Os dias em que a cidade que nunca pára, o PCC parou.

O caos e o terror reinaram por cinco dias, em março de 2006, em São Paulo devido às ações da poderosa organização PCC.
A cidade, a mais populosa do país, conta com quase 11 milhões de habitantes, que se tornam mais de 15 milhões se contabilizarmos a população da chamada "Grande São Paulo" (municípios como Guarulhos, Osasco, Santo André, São Bernardo, São Caetano, Taboão, Carapicuíba são praticamente bairros da própria cidade).
Nesse gigantesco aglomerado urbano, que por si só já mostra a irracionalidade do urbanismo capitalista, convivem rotineiramente, lado a lado, a absoluta miséria das favelas com os bairros de altíssimo luxo, as moradias abaixo das condições mínimas de vida não longe de mansões e condomínios fantásticos vistos em poucas cidades do mundo, amontoam-se também barracas de vendedores ambulantes similares àquelas dos países mais pobres do planeta próximas a centros comerciais similares àqueles de Nova York ou Londres.
Nestes cinco dias de terror, toda a rotina desse cenário de opostos foi quebrada, e manifestou-se, de forma abrupta, a enorme violência que se esconde no interior das contradições da cidade de São Paulo e do Brasil. A organização criminosa PCC (Primeiro Comando da Capital), em operação de verdadeira guerra civil, realizou 251 ataques contestando abertamente o poder de Estado constituído.
Delegacias, postos policiais e carros de polícia foram metralhados, agentes da lei e até bombeiros foram fuzilados, quinze agências bancárias e oitenta ônibus de transporte coletivo foram incendiados.
O pânico tomou conta da população: diversas lojas comerciais, universidades e escolas foram fechadas. Donos de empresas de ônibus, temendo pelo seu patrimônio, não permitiram que os veículos saíssem das garagens. Milhares de paulistanos ficaram sem transporte para chegar ao trabalho. Durante toda a segunda-feira (dia 15), mais de 190 quilômetros de engarrafamento tornaram o trânsito uma verdadeira tragédia, buzinas e sirenes policiais transformavam o barulho do centro em algo ensurdecedor.
Além de tudo isso, diversos presídios se rebelaram e atos de vandalismo ocorriam por todo o país. Tanto na própria São Paulo como em outras cidades próximas, tais como Campinas, e em vários estados do Brasil, tais como Paraná e Bahia, presidiários se levantavam tomando a direção das casas de detenção e também delegacias ou ônibus eram atacados, transformando a população civil em refém do crime organizado. O saldo dos cinco dias de violência, segundo a Secretaria de Segurança Pública, foi de 115 mortes e dezenas de feridos, isto somente na cidade de São Paulo.
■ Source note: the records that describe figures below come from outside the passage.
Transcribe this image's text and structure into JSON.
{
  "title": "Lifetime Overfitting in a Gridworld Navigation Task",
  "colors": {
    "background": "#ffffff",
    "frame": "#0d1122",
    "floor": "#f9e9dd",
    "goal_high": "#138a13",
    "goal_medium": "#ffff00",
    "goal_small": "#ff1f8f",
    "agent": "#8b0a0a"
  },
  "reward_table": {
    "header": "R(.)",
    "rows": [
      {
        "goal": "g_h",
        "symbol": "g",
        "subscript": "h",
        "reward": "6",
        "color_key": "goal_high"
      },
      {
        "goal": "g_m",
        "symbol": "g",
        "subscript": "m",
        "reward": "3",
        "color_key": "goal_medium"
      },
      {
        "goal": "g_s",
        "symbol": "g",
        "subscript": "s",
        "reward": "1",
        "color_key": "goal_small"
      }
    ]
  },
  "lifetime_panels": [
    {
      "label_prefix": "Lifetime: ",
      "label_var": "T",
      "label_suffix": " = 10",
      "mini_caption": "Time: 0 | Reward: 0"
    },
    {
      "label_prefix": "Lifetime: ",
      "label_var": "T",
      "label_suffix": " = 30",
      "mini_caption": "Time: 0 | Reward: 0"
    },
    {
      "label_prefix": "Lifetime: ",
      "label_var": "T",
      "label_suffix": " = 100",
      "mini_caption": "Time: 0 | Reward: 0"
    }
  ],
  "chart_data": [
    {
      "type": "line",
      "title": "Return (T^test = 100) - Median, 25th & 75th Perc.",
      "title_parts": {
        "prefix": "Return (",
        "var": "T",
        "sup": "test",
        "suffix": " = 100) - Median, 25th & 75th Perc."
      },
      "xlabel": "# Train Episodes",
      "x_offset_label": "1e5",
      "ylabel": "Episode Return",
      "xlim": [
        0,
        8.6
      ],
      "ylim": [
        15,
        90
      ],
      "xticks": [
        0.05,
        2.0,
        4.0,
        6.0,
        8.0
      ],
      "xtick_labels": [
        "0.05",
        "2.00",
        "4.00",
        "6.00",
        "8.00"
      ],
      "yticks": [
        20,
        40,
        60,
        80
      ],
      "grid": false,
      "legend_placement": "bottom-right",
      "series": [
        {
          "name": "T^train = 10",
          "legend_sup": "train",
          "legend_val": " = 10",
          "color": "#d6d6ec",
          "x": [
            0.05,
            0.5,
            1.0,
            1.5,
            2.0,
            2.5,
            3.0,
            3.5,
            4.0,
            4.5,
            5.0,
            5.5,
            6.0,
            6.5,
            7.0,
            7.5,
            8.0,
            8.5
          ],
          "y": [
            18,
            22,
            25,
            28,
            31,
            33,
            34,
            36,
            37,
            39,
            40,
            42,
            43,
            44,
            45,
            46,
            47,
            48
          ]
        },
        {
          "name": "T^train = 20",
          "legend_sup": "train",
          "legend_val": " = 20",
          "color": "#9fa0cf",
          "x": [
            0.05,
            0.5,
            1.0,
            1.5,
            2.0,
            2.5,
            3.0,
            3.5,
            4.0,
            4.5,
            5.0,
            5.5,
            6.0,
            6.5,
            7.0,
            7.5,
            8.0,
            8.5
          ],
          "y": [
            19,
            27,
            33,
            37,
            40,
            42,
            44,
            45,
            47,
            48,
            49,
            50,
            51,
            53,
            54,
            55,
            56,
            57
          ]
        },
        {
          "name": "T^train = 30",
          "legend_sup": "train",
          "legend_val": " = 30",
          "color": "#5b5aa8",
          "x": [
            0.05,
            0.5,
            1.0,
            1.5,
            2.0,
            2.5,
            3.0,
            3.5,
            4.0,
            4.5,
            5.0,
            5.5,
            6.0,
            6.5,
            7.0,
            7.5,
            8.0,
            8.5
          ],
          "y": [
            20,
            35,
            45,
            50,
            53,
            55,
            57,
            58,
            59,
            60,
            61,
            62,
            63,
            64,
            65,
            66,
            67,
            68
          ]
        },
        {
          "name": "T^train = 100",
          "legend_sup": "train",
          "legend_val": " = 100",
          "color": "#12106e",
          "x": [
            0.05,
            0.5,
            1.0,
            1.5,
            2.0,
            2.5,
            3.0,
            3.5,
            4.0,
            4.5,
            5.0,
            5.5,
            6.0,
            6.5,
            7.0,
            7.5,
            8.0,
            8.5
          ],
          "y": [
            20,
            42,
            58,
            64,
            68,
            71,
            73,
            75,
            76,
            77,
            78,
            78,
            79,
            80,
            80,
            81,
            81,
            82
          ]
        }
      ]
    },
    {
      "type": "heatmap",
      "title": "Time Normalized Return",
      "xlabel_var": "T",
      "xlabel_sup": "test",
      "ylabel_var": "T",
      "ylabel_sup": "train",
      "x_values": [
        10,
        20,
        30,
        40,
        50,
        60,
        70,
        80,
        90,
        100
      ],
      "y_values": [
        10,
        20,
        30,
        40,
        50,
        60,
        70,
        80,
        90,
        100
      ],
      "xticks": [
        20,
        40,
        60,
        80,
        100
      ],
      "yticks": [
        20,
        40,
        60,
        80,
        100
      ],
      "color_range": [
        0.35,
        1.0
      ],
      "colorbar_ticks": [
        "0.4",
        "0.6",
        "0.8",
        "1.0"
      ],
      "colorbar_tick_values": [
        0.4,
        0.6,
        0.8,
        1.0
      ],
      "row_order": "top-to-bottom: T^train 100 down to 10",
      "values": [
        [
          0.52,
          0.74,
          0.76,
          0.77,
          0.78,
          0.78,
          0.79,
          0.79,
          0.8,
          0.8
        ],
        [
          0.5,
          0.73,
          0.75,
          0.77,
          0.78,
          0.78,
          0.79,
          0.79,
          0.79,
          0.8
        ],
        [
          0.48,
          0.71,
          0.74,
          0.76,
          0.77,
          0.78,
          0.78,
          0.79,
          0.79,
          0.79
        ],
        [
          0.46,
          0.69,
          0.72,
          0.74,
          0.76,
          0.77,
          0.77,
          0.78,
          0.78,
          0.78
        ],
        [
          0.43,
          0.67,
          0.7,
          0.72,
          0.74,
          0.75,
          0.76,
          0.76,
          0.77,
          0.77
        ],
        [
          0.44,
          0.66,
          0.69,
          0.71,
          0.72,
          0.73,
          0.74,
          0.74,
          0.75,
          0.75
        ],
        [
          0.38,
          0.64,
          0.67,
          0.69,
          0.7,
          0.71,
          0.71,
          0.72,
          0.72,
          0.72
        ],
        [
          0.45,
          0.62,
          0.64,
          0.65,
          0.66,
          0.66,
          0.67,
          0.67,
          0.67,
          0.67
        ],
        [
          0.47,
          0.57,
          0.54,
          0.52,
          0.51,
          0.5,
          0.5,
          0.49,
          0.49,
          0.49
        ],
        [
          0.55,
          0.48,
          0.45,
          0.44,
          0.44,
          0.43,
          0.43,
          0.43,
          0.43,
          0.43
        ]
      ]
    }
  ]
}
Na madrugada da terça-feira (dia 16), ocorreram ainda novos atentados na Grande SP, mas, pela manhã, os ônibus voltaram a circular na zona sul, a mais atingida pelos acontecimentos, com a polícia vigiando os terminais. Nesse dia, boa parte da população, porém, não saiu de casa, e a terça-feira parecia um dia feriado, com poucos carros circulando, com o metro e os transportes sem passageiros. Neste momento, terça-feira à noite, ainda alguns veículos foram queimados, mas, a situação parece ter ser acalmado repentinamente. Como a calmaria rotineira retornou de forma tão súbita?
A negociação com o PCC
Corre o boato que o governador do Estado de São Paulo, Cláudio Lembo, teria negociado com a facção criminosa atendendo algumas reivindicações do PCC. O principal interlocutor dessa negociação seria Orlando Mota Júnior, conhecido como Macarrão, que cumpre pena de 48 anos e oito meses pelos crimes de roubo, furto, formação de quadrilha e receptação. Orlando seria um dos principais líderes do P,cc logo abaixo do líder máximo, Marcos Willians Herbas Camacho, conhecido como Marcola.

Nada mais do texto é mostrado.